You could imagine these companies partnering with someone like Virgin. Where hasn't Virgin got a team or a department? Partnering with someone like that, where the brand stands for something and is known, can help companies where trust is so important, to almost cheat that curve.

By 2050, the OECD developed countries will spend something like 10-20% of their GDP on healthcare. This will be the biggest industry in the next 20 or 30 years.

And the more you look at Apple, with its ECG app [which measures your pulse] as well as Google’s investment in Verily and Amazon buying PillPack... From what we thought were consumer or data or ecommerce businesses, they've all made it fairly clear that health is where they're going to play.

Where are there opportunities to build billion dollar businesses? This is the sector. It's a no-brainer.

Also, from a selfish perspective, I'm ultimately looking at businesses that are going to make my life and my family's life better. Where are there opportunities to build billion dollar businesses? This is the sector. It's a no-brainer.

Is keeping people out of hospital more than just keeping old people out of hospital?

There's a lot of post-operative recovery businesses, like MyRecovery, especially in the US where the model of doing day surgery has become fairly standard. Why do people need to come in and do physio stuff? Why can't they be at home?

There’s a shift to [people feeling] responsible for their own individual health outcomes.

I think there's a shift in responsibility, to [people feeling] responsible for their own individual health outcomes. Before it was very much, ‘I'm ill, that's the NHS's problem’. Rather than, ‘What does my diet look like? Should I be considering veganism? What's my gym routine? Should I be downloading Peloton?’

[UK home blood testing kit startup] Thriva is an interesting example of this — people being able to do their own blood screening. That is a pretty tangible example of, ‘Fine the doctor has a responsibility, but so do I’. That's another big part of keeping people out of hospitals — because they see it as their own problem.

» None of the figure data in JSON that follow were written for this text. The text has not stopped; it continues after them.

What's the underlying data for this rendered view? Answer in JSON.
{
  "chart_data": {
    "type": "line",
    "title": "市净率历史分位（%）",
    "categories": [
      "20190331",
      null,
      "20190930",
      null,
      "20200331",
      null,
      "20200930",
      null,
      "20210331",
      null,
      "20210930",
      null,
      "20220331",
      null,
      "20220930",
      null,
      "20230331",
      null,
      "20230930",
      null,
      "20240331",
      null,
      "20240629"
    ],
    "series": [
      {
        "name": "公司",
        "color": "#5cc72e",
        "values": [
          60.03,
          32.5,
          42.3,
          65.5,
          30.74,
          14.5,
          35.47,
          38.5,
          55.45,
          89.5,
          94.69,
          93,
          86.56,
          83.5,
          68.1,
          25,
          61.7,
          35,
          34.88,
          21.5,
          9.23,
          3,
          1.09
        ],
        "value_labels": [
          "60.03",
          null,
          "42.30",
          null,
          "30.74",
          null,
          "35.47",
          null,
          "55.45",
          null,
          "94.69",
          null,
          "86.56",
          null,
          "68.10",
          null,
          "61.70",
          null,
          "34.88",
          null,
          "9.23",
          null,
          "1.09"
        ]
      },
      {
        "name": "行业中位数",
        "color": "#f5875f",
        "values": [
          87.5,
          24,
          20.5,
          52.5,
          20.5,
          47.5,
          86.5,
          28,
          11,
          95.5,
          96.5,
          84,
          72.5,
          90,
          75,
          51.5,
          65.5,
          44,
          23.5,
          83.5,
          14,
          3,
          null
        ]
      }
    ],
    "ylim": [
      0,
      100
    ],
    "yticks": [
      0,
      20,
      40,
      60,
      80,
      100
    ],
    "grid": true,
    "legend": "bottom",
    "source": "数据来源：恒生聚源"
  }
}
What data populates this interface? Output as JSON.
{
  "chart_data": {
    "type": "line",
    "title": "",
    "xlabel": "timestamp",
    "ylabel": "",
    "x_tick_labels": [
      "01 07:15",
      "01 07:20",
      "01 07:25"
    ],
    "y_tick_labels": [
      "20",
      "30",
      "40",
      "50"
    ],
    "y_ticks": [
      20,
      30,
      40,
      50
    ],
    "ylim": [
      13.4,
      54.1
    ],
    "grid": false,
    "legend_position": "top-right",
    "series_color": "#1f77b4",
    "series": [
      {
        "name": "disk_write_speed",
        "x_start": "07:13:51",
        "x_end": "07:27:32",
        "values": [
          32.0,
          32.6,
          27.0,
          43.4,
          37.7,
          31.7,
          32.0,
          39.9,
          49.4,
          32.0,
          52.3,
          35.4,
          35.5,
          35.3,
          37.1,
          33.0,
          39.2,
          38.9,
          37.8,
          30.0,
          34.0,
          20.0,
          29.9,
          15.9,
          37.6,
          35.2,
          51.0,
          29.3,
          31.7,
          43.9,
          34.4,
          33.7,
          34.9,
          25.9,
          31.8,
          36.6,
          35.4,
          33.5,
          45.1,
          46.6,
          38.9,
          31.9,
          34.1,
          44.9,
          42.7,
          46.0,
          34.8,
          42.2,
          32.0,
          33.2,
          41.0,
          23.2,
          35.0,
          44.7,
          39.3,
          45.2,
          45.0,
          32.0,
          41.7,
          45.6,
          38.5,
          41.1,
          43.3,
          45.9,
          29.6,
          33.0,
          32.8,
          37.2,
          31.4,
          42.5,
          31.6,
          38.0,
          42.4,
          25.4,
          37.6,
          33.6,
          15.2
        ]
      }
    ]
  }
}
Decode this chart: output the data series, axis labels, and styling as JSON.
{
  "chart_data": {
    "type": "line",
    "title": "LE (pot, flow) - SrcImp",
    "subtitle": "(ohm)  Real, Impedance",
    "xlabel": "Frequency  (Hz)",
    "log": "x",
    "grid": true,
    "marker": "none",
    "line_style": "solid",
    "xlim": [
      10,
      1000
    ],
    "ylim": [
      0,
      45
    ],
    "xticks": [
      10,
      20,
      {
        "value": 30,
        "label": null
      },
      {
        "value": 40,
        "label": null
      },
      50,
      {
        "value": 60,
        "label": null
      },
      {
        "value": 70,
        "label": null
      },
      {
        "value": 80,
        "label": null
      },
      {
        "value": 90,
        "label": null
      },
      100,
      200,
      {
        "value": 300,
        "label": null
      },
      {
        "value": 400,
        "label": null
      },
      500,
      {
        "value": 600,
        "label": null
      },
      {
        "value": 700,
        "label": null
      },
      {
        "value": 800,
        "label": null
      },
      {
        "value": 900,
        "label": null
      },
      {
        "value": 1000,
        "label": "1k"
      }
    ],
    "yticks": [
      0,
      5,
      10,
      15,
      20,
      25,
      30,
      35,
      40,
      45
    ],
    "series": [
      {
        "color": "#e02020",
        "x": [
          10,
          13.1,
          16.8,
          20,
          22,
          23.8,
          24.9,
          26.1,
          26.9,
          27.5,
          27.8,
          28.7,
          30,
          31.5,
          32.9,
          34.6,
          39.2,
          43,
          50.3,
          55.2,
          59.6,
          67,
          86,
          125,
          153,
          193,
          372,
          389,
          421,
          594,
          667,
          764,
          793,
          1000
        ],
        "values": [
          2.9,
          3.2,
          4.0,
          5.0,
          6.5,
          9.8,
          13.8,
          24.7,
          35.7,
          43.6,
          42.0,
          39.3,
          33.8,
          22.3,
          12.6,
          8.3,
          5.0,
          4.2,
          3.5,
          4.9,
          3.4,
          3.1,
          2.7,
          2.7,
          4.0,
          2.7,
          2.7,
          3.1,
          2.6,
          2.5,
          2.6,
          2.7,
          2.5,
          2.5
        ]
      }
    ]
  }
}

A lot of the attention on health tech goes to companies like consumer health apps Babylon and Ada, yet I speak to doctors who say innovation needs to happen inside the system. Are you looking at tech for inside hospitals too?

I just finished a two-month research assignment looking at digitising hospitals — what do the hospitals of 2030 look like? There you’re looking at much more nuts-and-bolts businesses, things like [health inspection app] Perfect Ward, which helps people doing ward rounds really understand process, and a lot of that just comes down to efficiency in hospitals.

The challenge is: how big can a lot of these businesses be, just selling to the NHS?

The traditional trajectory we see is companies selling to the UK and the US, because they can get proof points quicker selling to the US. Yet I think the NHS is getting far better on this. There are a lot of new pathways in place to accelerate adoption within the NHS, but the fact that most of the biggest innovations have to somehow interface with electronic health records means that it's not a simple plug and play.

Do the difficulties around scaling within the NHS and interoperability challenges put you off, as a VC?

It doesn't put us off; it just means that the bar in terms of the team and experience is a lot higher.

We've invested in businesses selling into banks — and banks are an equally difficult client group. It just means the question of, ‘Have you sold to banks before as a team, and what's your credibility in sales and distribution?’, is a more important question.

Why is the UK a good place to build a health business?

It’s an interesting landscape. If you think about the range of algorithm-based companies that can identify nodules on chest CT scans, and can do that better than radiologists; there are so many businesses doing this at the moment, some of them doing well, but it's a hard slog.

For those businesses, the real competitive edge is having access to data to train your algorithms, and the NHS has the largest centralised data set. So there are some nuances to having a centralised — or at least a largely centralised health system — which means for these kinds of businesses it's perfect.